How to keep NATO credible?

This week's crisis in Kosovo tests President Clinton as well as the pact preparing for its 50th anniversary.

Even as it confronts an Iraq unbowed by four days of airstrikes, the United States is facing a fresh challenge in another part of the world where it is relying on the threat of force to contain instability.

Four days of clashes between Serbian forces and ethnic Albanian rebels in Serbia's Kosovo province have triggered a flood of new refugees and jeopardized a cease-fire the US secured in October in hopes of promoting peace talks.

The concerns of the US and its allies were evident in a warning issued this week in which NATO reiterated that it will launch airstrikes to preserve the cease-fire. "NATO is ready to intervene," the 16-member alliance declared.

For President Clinton the crisis represents more than a test of his strategy to prevent the conflict from sucking in adjacent states and endangering the progress of Eastern Europe's nascent democracies. Also at stake: NATO's credibility and cohesion as it prepares to mark its 50th anniversary in April with the largest gathering of world leaders ever convened in Washington.

The US-dominated defense pact has been wrestling with its future since the Soviet Union's demise left it without a clear foe. While it has opened its doors to new members and is policing the US-brokered peace in Bosnia, NATO is divided over new missions it is to adopt at its Washington summit.
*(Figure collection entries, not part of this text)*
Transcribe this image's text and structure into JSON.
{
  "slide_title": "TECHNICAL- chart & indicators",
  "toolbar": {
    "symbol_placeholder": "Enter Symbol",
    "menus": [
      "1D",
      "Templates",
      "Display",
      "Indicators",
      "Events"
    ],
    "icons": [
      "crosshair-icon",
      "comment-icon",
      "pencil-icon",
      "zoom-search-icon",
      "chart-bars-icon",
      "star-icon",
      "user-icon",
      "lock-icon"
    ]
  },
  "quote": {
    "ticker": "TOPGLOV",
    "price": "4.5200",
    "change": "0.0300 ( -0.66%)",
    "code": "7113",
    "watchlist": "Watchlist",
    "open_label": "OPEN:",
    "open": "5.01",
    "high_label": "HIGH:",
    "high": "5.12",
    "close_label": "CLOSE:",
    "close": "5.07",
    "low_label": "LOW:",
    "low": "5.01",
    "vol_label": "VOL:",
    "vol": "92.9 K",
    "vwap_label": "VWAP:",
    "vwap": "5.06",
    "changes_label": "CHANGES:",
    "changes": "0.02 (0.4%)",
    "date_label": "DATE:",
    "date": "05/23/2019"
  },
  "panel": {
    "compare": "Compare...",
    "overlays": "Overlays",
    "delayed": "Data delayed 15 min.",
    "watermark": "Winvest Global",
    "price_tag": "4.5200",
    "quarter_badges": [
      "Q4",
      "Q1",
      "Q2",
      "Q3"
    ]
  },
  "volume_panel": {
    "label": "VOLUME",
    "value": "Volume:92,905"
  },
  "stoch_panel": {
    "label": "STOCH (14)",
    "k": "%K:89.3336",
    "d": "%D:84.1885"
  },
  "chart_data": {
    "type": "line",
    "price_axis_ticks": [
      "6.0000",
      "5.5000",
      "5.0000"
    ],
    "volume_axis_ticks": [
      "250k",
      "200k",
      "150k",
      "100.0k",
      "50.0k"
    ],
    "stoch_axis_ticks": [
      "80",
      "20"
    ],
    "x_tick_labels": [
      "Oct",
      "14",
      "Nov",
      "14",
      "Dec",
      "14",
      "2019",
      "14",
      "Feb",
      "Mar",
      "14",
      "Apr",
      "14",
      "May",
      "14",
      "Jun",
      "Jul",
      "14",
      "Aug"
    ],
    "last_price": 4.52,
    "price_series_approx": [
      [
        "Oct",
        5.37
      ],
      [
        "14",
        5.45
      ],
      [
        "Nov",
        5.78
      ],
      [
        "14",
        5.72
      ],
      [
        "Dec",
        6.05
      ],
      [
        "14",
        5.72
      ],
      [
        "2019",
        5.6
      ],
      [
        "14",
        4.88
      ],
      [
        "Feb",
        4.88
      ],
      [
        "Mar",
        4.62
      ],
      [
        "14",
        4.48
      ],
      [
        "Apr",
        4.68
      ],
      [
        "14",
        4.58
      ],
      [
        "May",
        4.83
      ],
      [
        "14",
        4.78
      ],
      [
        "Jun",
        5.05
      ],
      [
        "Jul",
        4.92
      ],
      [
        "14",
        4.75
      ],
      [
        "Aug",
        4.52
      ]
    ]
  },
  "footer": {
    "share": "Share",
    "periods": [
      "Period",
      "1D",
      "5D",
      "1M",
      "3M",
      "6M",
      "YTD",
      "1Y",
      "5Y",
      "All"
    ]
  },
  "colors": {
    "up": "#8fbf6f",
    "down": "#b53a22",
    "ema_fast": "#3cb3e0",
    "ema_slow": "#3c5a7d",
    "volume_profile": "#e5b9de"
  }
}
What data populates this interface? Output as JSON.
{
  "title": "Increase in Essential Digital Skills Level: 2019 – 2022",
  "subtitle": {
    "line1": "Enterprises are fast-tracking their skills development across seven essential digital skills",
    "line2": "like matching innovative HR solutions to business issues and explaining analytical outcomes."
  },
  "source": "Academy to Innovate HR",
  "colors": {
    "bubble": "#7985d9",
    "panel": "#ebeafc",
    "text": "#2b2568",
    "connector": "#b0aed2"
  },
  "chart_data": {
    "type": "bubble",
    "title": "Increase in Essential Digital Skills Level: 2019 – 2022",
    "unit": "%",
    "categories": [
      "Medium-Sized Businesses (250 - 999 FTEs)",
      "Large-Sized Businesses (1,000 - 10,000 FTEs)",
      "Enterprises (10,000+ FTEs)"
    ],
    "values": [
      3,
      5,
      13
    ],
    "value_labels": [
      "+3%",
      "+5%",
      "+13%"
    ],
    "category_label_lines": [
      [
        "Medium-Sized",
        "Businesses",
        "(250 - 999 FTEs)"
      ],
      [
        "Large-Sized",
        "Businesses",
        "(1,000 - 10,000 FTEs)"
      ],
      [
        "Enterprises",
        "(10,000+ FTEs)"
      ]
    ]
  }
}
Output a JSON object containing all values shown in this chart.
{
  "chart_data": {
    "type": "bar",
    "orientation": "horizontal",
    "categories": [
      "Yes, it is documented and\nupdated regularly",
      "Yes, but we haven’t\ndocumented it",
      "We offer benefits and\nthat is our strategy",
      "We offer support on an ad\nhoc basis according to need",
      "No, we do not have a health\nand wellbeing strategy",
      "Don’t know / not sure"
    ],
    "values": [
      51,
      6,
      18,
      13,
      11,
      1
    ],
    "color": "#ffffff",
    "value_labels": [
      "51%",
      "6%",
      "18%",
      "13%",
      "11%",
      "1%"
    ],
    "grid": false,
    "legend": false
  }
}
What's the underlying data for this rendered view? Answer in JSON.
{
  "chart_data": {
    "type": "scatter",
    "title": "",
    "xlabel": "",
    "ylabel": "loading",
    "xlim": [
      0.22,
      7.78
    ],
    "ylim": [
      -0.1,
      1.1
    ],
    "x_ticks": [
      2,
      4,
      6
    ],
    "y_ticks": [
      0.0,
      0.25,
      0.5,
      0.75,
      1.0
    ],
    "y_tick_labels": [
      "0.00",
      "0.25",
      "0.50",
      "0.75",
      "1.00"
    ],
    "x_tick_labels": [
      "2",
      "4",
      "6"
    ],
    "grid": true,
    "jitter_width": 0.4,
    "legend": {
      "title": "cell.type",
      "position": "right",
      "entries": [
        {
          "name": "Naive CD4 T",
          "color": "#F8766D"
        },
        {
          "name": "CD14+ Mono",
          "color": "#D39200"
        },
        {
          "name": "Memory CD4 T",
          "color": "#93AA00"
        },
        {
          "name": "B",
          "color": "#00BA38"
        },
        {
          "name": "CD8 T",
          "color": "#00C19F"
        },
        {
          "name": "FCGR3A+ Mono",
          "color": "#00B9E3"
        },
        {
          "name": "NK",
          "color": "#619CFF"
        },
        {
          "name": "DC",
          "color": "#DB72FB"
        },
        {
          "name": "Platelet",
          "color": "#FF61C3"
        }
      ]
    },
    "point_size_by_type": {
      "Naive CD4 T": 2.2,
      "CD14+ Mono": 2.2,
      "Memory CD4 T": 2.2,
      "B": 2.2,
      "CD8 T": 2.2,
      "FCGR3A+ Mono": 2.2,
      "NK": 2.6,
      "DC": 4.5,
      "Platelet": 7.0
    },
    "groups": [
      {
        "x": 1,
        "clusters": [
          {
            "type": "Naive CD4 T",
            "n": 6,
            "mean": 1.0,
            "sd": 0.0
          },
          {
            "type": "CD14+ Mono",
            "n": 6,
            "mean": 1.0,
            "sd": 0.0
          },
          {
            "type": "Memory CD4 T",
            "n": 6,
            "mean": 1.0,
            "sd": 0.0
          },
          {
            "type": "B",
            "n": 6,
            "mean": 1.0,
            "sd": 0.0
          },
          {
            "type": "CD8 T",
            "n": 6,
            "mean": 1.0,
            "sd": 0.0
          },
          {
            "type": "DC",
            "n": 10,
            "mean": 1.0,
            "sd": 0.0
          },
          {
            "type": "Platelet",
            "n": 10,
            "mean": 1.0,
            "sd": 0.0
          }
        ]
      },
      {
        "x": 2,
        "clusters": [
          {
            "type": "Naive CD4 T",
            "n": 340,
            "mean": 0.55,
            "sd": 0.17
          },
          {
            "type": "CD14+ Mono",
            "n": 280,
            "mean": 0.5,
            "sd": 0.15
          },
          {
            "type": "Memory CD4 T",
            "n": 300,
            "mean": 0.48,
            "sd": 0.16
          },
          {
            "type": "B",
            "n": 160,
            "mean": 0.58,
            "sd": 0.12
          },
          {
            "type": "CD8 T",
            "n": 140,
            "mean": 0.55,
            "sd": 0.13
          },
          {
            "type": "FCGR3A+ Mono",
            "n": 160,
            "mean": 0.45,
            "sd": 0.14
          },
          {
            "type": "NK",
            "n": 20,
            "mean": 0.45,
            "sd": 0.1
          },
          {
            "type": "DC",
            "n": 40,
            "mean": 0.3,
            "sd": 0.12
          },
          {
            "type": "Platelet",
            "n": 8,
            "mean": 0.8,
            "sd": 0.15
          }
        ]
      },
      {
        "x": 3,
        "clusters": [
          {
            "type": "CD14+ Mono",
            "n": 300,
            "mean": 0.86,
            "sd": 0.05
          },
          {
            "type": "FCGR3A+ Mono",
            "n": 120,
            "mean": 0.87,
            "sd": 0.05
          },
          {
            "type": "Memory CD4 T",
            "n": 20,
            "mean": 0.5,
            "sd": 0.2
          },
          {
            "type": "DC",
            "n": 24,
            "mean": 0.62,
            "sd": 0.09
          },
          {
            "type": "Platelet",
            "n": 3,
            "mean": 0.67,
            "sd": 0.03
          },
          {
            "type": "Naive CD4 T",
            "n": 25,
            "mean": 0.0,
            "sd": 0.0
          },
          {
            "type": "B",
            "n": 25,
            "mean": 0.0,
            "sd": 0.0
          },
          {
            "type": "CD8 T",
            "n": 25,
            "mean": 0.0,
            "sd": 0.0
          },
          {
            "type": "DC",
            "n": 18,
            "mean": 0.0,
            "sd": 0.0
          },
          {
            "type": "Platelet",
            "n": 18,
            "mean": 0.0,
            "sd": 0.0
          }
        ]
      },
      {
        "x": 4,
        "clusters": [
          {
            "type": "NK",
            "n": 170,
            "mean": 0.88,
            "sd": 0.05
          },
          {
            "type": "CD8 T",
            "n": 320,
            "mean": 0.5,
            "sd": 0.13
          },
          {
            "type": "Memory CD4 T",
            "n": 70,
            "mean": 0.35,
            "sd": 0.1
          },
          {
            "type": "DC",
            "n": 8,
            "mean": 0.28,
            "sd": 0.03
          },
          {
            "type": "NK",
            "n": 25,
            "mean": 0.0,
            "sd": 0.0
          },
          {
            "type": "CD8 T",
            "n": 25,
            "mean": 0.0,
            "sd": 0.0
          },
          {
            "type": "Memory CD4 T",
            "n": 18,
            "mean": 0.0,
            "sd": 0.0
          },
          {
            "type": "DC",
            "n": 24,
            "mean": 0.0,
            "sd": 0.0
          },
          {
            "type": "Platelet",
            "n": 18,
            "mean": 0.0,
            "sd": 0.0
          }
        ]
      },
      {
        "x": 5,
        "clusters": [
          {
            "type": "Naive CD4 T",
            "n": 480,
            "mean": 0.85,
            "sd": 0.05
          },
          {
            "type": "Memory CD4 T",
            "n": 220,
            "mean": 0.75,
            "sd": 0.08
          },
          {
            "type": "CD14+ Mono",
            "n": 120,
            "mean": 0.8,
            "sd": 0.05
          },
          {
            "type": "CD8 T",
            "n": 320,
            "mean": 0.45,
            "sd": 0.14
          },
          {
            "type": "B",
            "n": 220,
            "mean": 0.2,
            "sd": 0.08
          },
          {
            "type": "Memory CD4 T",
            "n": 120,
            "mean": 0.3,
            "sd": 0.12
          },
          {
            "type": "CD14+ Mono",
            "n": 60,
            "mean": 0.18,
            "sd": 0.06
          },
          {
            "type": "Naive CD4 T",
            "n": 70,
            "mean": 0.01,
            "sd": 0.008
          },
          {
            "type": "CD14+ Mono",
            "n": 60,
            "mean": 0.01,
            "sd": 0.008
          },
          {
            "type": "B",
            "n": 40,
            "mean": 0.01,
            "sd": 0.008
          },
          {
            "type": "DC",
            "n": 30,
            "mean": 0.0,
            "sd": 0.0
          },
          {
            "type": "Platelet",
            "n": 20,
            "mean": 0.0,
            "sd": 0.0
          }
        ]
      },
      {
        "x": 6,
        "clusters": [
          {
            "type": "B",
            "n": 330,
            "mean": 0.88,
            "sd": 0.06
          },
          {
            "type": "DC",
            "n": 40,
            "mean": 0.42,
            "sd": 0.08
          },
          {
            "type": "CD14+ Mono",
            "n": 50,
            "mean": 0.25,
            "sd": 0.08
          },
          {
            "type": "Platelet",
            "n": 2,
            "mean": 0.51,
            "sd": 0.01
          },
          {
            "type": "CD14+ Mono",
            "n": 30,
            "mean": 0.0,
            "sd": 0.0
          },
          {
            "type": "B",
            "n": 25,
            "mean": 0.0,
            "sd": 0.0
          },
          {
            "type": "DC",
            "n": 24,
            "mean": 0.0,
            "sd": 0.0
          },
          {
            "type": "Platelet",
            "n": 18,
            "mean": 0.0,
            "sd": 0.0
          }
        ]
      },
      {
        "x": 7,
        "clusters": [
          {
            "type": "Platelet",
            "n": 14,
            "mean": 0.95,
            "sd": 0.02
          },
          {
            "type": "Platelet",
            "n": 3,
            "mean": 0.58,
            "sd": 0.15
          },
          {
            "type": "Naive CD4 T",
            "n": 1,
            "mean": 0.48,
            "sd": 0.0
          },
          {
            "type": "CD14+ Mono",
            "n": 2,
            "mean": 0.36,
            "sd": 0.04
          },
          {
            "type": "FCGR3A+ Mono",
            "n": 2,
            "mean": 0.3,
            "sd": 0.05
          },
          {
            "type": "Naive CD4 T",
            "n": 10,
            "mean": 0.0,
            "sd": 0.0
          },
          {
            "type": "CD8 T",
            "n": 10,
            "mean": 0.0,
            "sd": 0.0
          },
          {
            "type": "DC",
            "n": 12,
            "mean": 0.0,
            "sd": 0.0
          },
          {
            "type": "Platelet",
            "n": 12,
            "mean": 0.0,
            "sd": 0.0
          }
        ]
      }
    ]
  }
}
Among other things, the Clinton administration is pushing its allies to accept more operations outside of NATO's boundaries - the borders of its member states.

But a failure to prevent the violence in Kosovo from exploding anew and destabilizing the region would boost opposition to the US, officials and experts say. The divisions in NATO would deepen, creating fresh doubts about its purpose in the coming century and making a mockery of the glittering celebrations Mr. Clinton is to host in Washington.

Rain on a summit's parade?

"The damage to NATO would be extraordinary," says a US official, speaking anonymously. "NATO may have to try to resuscitate itself at the summit rather than celebrate its 50th anniversary."

US officials say they are striving to shore up the cease-fire, which was wrested by US special envoy Richard Holbrooke from Slobodan Milosevic, the authoritarian president of what remains of former Yugoslavia. It now comprises only Serbia and Montenegro.

"We are concerned about the situation. There is no guarantee that [widespread] fighting will wait until the spring," says a senior State Department official. At the same time, he describes the recent clashes as localized and insists that the truce has held in most of the province.

Halting an onslaught

Using the airstrike threat, Mr. Holbrooke compelled Mr. Milosevic to pull out some of his forces from Kosovo and halt a seven-month onslaught against rebels of Kosovo's 2 million-strong ethnic Albanian majority. Serbian police and troops drove tens of thousands of people from their homes in a bid to weaken support for the Kosovo Liberation Army (KLA). Hundreds of people were killed, most of them ethnic Albanian civilians.

Milosevic also accepted 2,000 unarmed international observers to verify the Serbian withdrawals and keep tabs on the KLA.

The rebels, who agreed to observe a truce, are fighting for independence after a decade of ruthless Serbian rule of Kosovo, which Serbs cherish as the birthplace of their culture and Christian Orthodox faith.

The US, which opposes independence for Kosovo, has sought to use the truce to start talks on greater autonomy for the province. But the effort has stalled badly over rejections by both sides of three US-drafted plans. At the same time, low-scale violence and the reemergence of the KLA in areas from which it had been driven kept frictions aboil.

Serious fighting erupted Christmas Eve when Milosevic sent back into Kosovo some 1,500 troops and police withdrawn in October. They attempted to dislodge KLA units from around Podujevo, a town straddling the main road linking the province and Serbia proper. At least 15 people died in combat that raged until international verifiers brokered a truce on Sunday. But the area remains fraught with tensions.

On Tuesday Yugoslavia asked the United Nations to declare the KLA a terrorist organization and to crack down on its support network abroad.

Experts agree the KLA threatened the road through Podujevo. But, they say, by sending back into Kosovo units he withdrew in October, Milosevic deliberately broke the cease-fire while Clinton was preoccupied by the tumult over his impeachment and this month's airstrikes on Iraq.

Milosevic "had to test because that was the only way of knowing whether the international community was willing to respond," says Aleksandar Vasovic of B-92, Serbia's leading independent radio station.

It boils down to courage

Jim Hooper, a former US diplomat who heads the Balkan Institute, a Washington think tank, says the lack of a forceful US reply will encourage Milosevic to test Clinton further with more truce violations.

"What Milosevic is signaling is that more of this is in store," says Mr. Hooper. "This all boils down to the level of political courage in Washington and the willingness of President Clinton to respond forcefully to Serbian provocations and tests of his own will."

"The Serbs may be shooting at the KLA," says Hooper, "but those bullets are aimed at NATO's credibility and Bill Clinton's leadership."